In [12]:
import collections
import re 
import random
from d2l import torch as d2l

In [13]:
# 加载时光机器数据集

d2l.DATA_HUB['time_machine'] = (d2l.DATA_URL + 'timemachine.txt',
                                '090b5e7e70c295757f55df93cb0a180b9691891a')

def read_time_machine():
    with open(d2l.download('time_machine'), 'r') as f:
        lines = f.readlines()
    return [re.sub('[^A-Za-z]', ' ', line).strip().lower() for line in lines]

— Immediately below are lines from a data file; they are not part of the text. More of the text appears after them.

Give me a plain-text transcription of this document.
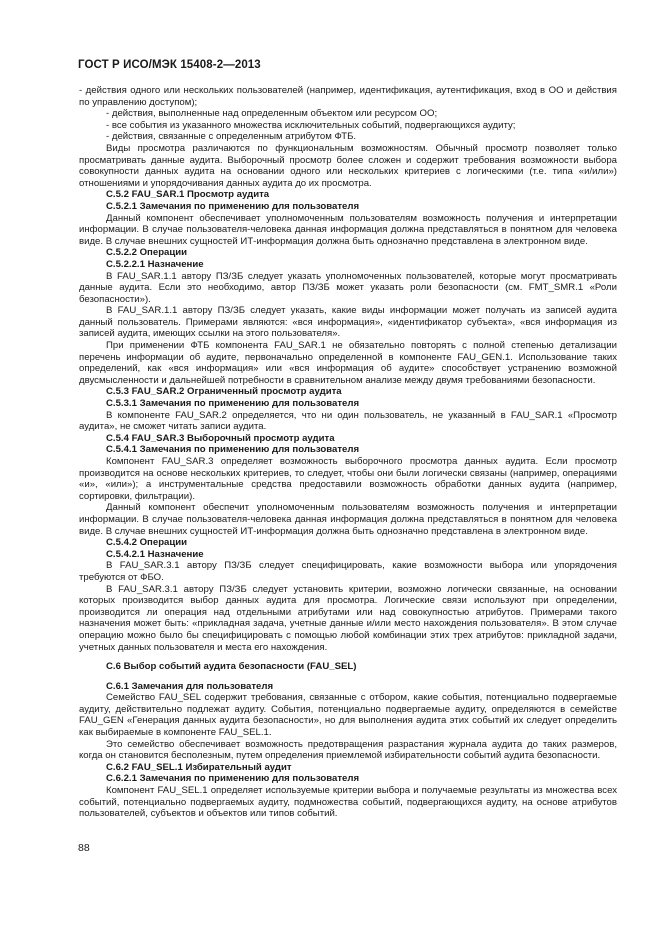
ГОСТ Р ИСО/МЭК 15408-2—2013

- действия одного или нескольких пользователей (например, идентификация, аутентификация, вход в ОО и действия по управлению доступом);

- действия, выполненные над определенным объектом или ресурсом ОО;

- все события из указанного множества исключительных событий, подвергающихся аудиту;

- действия, связанные с определенным атрибутом ФТБ.

Виды просмотра различаются по функциональным возможностям. Обычный просмотр позволяет только просматривать данные аудита. Выборочный просмотр более сложен и содержит требования возможности выбора совокупности данных аудита на основании одного или нескольких критериев с логическими (т.е. типа «и/или») отношениями и упорядочивания данных аудита до их просмотра.

С.5.2 FAU_SAR.1 Просмотр аудита

С.5.2.1 Замечания по применению для пользователя

Данный компонент обеспечивает уполномоченным пользователям возможность получения и интерпретации информации. В случае пользователя-человека данная информация должна представляться в понятном для человека виде. В случае внешних сущностей ИТ-информация должна быть однозначно представлена в электронном виде.

С.5.2.2 Операции

С.5.2.2.1 Назначение

В FAU_SAR.1.1 автору ПЗ/ЗБ следует указать уполномоченных пользователей, которые могут просматривать данные аудита. Если это необходимо, автор ПЗ/ЗБ может указать роли безопасности (см. FMT_SMR.1 «Роли безопасности»).

В FAU_SAR.1.1 автору ПЗ/ЗБ следует указать, какие виды информации может получать из записей аудита данный пользователь. Примерами являются: «вся информация», «идентификатор субъекта», «вся информация из записей аудита, имеющих ссылки на этого пользователя».

При применении ФТБ компонента FAU_SAR.1 не обязательно повторять с полной степенью детализации перечень информации об аудите, первоначально определенной в компоненте FAU_GEN.1. Использование таких определений, как «вся информация» или «вся информация об аудите» способствует устранению возможной двусмысленности и дальнейшей потребности в сравнительном анализе между двумя требованиями безопасности.

С.5.3 FAU_SAR.2 Ограниченный просмотр аудита

С.5.3.1 Замечания по применению для пользователя

В компоненте FAU_SAR.2 определяется, что ни один пользователь, не указанный в FAU_SAR.1 «Просмотр аудита», не сможет читать записи аудита.

С.5.4 FAU_SAR.3 Выборочный просмотр аудита

С.5.4.1 Замечания по применению для пользователя

Компонент FAU_SAR.3 определяет возможность выборочного просмотра данных аудита. Если просмотр производится на основе нескольких критериев, то следует, чтобы они были логически связаны (например, операциями «и», «или»); а инструментальные средства предоставили возможность обработки данных аудита (например, сортировки, фильтрации).

Данный компонент обеспечит уполномоченным пользователям возможность получения и интерпретации информации. В случае пользователя-человека данная информация должна представляться в понятном для человека виде. В случае внешних сущностей ИТ-информация должна быть однозначно представлена в электронном виде.

С.5.4.2 Операции

С.5.4.2.1 Назначение

В FAU_SAR.3.1 автору ПЗ/ЗБ следует специфицировать, какие возможности выбора или упорядочения требуются от ФБО.

В FAU_SAR.3.1 автору ПЗ/ЗБ следует установить критерии, возможно логически связанные, на основании которых производится выбор данных аудита для просмотра. Логические связи используют при определении, производится ли операция над отдельными атрибутами или над совокупностью атрибутов. Примерами такого назначения может быть: «прикладная задача, учетные данные и/или место нахождения пользователя». В этом случае операцию можно было бы специфицировать с помощью любой комбинации этих трех атрибутов: прикладной задачи, учетных данных пользователя и места его нахождения.

С.6 Выбор событий аудита безопасности (FAU_SEL)

С.6.1 Замечания для пользователя

Семейство FAU_SEL содержит требования, связанные с отбором, какие события, потенциально подвергаемые аудиту, действительно подлежат аудиту. События, потенциально подвергаемые аудиту, определяются в семействе FAU_GEN «Генерация данных аудита безопасности», но для выполнения аудита этих событий их следует определить как выбираемые в компоненте FAU_SEL.1.

Это семейство обеспечивает возможность предотвращения разрастания журнала аудита до таких размеров, когда он становится бесполезным, путем определения приемлемой избирательности событий аудита безопасности.

С.6.2 FAU_SEL.1 Избирательный аудит

С.6.2.1 Замечания по применению для пользователя

Компонент FAU_SEL.1 определяет используемые критерии выбора и получаемые результаты из множества всех событий, потенциально подвергаемых аудиту, подмножества событий, подвергающихся аудиту, на основе атрибутов пользователей, субъектов и объектов или типов событий.

88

lines = read_time_machine()
print(lines[0])

the time machine  by h  g  wells


In [14]:
# 文本词元化

def tokenize(lines, token='word'):
    if token == 'word':
        return [line.split() for line in lines]
    elif token == 'char':
        return [list(line) for line in lines]
    else:
        print('unknown tokens')
        
tokens = tokenize(lines, token='word')

for i in range(0, 10):
    print(tokens[i])

['the', 'time', 'machine', 'by', 'h', 'g', 'wells']
[]
[]
[]
[]
['i']
[]
[]
['the', 'time', 'traveller', 'for', 'so', 'it', 'will', 'be', 'convenient', 'to', 'speak', 'of', 'him']
['was', 'expounding', 'a', 'recondite', 'matter', 'to', 'us', 'his', 'grey', 'eyes', 'shone', 'and']


In [15]:
def count_corpus(tokens):
    if len(tokens)==0 or isinstance(tokens[0], list):
        tokens = [token for line in tokens for token in line] # 展平tokens
    return collections.Counter(tokens)

class Vocab:
    def __init__(self, tokens=None, min_freq=0, reserved_tokens=None):
        if tokens == None:
            tokens = []
        if reserved_tokens == None:
            reserved_tokens = []
        
        counter = count_corpus(tokens)
        
        self._token_freqs = sorted(counter.items(), key=lambda x:x[1], reverse=True)
        
        self.index_to_token = ['<unk>'] + reserved_tokens
        self.token_to_index = {token:index for index, token in enumerate(self.index_to_token)}
        
        for token, freq in self._token_freqs:
            if freq < min_freq:
                break
            self.index_to_token.append(token)
            self.token_to_index[token] = len(self.index_to_token) - 1
    
    def __len__(self):
        return len(self.index_to_token)
    
    def __getitem__(self, tokens):
        if not isinstance(tokens, (list, tuple)):
            return self.token_to_index.get(tokens, self.unk)
        return [self.__getitem__(token) for token in tokens]
    
    @property
    def unk(self):
        return 0
    
    @property
    def token_freqs(self):
        return self._token_freqs
    

vocab = Vocab(tokens)
print(list(vocab.token_to_index.items())[:10])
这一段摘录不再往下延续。